La Cour d’appel du Québec énonce que « la diffamation consiste dans la communication de propos ou d’écrits qui font perdre l’estime ou la considération de quelqu’un ou qui, encore, suscitent à son égard des sentiments défavorables ou désagréables »[2]. La Cour suprême du Canada, quant à elle, souligne que « la nature diffamatoire des propos s’analyse selon une norme objective. En d’autres mots, on doit se demander si un citoyen ordinaire estimerait que les propos tenus, pris dans leur ensemble, ont déconsidéré la réputation d’un tiers. Il convient de préciser que des paroles peuvent être diffamatoires par l’idée qu’elles expriment explicitement ou encore par les insinuations qui s’en dégagent ».[3]
Les éléments qu’on peut étudier afin de vérifier si un cas pourrait être un cas diffamatoire, c’est de se demander si la personne a :
- Tenu des propos désagréables à l’égard d’une personne, en les sachant faux. Dans un tel cas, la mauvaise foi est présente, car l’auteur a l’intention de nuire au tiers en question;
- Tenu des propos désagréables à l’égard d’une personne, en ayant en tant que personne raisonnable des doutes sur la véracité de certaines informations, et donc devrait s’abstenir de les diffuser;
- Tenu des propos désagréables à l’égard d’une personne, qui sont vrais, mais dont la diffusion n’est pas justifiée (par l’intérêt public, par exemple).[4]

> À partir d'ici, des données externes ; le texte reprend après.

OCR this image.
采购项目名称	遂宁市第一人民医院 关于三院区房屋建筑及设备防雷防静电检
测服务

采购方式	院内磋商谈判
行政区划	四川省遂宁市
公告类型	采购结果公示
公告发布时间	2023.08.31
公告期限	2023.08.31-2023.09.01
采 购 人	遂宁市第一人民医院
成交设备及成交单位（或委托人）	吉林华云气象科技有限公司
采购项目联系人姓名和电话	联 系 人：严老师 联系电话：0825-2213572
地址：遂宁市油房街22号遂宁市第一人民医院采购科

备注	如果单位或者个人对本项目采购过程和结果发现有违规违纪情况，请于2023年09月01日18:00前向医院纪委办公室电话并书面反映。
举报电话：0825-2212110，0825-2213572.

Plusieurs questions se posent à cet effet, est-ce que les conséquences sont les mêmes pour une personne qui a rédigé le message, que pour celle qui a cliqué sur « aimer » ou la personne qui a rediffusé le message? Certains auteurs sont d’avis que la responsabilité pourrait être la même dans tous les cas.[5]
Quant aux conséquences d’un recours en diffamation, il faudrait s’en remettre aux principes généraux de la responsabilité civile prévus au Code civil du Québec, soit la présence d’une faute (de la part de la personne qui diffuse les commentaires), d’un dommage (de la part de l’employeur) et d’un lien de causalité (entre les 2 premiers éléments).[6]
La jurisprudence retient qu’en acceptant de devenir salariée, la personne renonce quelque peu à sa liberté d’expression quand entre en jeu son lien avec son employeur. «Il en est ainsi pour la liberté d’expression d’une personne salariée. Elle s’arrête là où le devoir de loyauté envers l’employeur commence. [7]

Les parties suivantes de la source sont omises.